Türk ekonomisi nasıl seyrediyor? AB ile ilişkiler ne yöne gidecek?
2 dakika okuma süresi
Ekonomi de durgunluk devam ediyor. Döviz kurlarında büyük bir çıkış yok. Geçtiğimiz yılın son çeyreğinde 8,50’yi bulan dolar şu anda 7,67’de dolaşıyor. Fakat Türkiye’ye giren sıcak para çıkarken, büyük hasara neden oluyor. Ciddi paralar çıkıyor, bu da ekonomimize negatif etkide bulunuyor. İşsizlik, enflasyon ve ekonomik kriz Türkiye’nin kaderi oldu. AB’ye giden yolda Türkiye ekonomisini ciddi bir şekilde düzeltmek zorunda.
Türkiye’nin AB yolculuğu şu anda tamamıyla durdu. Tam üyelik görüşmeleri yapılmıyor. Türkiye her Brüksel zirvesinden yeni yaptırımlar gelecek korkusu içinde. Türkiye, isteklerini ciddi bir şekilde dile getirmesi lazım. TAVAK Vakfı olarak bunu her seferinde vurguluyoruz.
1) Türkiye Suriyeli sığınmacıların dönmesi için çaba göstermeli, buna karşılık AB 2018-2019 ve 2020 yılları için öngörülen 3’er milyardan 9 milyar euroyu Suriyelilerin geri dönüşü için yönlendirmeli.

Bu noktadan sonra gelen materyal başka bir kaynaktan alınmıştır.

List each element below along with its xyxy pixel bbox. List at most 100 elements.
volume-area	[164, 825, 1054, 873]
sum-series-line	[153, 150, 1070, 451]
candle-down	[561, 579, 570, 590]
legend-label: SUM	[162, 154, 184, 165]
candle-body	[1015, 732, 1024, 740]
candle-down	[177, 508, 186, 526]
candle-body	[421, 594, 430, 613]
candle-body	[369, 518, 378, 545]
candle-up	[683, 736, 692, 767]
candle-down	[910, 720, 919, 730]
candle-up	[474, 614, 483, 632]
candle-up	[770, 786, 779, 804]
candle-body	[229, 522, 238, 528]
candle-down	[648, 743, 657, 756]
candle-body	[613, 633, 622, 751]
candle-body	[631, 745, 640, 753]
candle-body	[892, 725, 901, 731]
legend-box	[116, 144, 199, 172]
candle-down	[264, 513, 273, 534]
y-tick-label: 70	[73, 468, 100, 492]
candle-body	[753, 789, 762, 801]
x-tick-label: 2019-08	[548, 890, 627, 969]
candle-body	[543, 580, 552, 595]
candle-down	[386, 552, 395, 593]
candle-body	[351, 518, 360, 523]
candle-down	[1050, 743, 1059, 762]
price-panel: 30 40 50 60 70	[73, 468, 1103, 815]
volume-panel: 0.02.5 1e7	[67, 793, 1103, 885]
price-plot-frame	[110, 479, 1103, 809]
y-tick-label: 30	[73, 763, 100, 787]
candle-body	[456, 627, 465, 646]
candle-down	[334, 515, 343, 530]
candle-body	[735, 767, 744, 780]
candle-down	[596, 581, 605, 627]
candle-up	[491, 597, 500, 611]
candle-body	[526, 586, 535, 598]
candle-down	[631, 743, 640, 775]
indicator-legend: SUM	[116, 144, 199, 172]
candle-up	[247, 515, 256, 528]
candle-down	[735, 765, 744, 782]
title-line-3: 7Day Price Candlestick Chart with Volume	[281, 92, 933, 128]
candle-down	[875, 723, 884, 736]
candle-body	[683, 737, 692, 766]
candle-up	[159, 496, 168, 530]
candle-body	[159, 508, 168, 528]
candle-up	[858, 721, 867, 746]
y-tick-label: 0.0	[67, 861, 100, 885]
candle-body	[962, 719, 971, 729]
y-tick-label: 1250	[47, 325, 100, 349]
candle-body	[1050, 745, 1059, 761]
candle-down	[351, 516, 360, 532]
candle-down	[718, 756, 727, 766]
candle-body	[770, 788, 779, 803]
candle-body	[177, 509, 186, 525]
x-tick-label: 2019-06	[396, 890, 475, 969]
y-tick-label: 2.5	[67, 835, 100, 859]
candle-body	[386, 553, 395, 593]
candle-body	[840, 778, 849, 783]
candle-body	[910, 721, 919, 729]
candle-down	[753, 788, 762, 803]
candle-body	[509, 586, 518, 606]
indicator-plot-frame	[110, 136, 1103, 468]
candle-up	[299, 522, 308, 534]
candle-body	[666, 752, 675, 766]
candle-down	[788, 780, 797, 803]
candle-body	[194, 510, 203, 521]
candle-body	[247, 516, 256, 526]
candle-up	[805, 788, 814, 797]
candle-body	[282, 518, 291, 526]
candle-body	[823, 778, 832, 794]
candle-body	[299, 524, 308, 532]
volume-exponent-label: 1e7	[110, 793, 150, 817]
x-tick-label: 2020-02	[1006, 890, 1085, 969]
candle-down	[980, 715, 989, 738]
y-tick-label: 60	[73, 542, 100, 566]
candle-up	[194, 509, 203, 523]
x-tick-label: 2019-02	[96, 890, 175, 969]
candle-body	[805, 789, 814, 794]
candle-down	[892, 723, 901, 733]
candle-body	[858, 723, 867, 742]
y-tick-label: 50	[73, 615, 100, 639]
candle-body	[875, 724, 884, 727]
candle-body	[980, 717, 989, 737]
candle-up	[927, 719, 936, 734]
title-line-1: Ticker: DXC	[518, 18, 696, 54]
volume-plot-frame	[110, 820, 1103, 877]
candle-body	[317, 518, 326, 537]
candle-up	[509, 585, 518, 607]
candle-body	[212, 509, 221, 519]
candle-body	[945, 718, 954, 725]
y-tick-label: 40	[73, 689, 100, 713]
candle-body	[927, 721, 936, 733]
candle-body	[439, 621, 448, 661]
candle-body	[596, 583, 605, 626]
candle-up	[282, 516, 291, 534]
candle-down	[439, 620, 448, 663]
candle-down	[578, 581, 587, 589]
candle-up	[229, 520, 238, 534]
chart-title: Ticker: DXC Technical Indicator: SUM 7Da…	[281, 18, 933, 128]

2) Gümrük Birliği Anlaşmasının iyileştirilmesi, kamu alımları, tarımdaki iyileştirme Türkiye için önemli. Gümrük Birliği’nin iyileştirilmesi ile Gümrük Birliği’nde alınan kararlarda da söz sahibi olacağız. Gümrük Birliği’nin iyileştirilmesi, kamu ihale alımlarının iyileştirilmesi elbette 4’lü çeteye pek yaramayacak ama Türkiye perspektifini aşmalı.
3) Artık AB bütçesinde Türkiye’nin özel bir yeri olmalı. Buna göre Türkiye AB bütçesine diğer üye ülkeler gibi ulusal gelirinin 1,8 ile ülkede toplanan KDV gelirlerinin 1,9’nu verip, buna karşılık tarımsal garanti fonu, bölgesel ve sosyal stukrur fonundan para almalı. Her açıdan Türkiye bundan karlı çıkacak.
4) NATO üyesi bir ülke olarak Türkiye, Avrupa Savunma ve Güvenlik Kimliği’nde AB ülkeleri gibi söz sahibi olmamız lazım. Bunun önüne kimse geçemez . Avrupa’da çatışma alanlarının 18’inin 14’ünde Türkiye taraf. Türkiye bu konuda Avrupa’da söz sahibi olacaktır.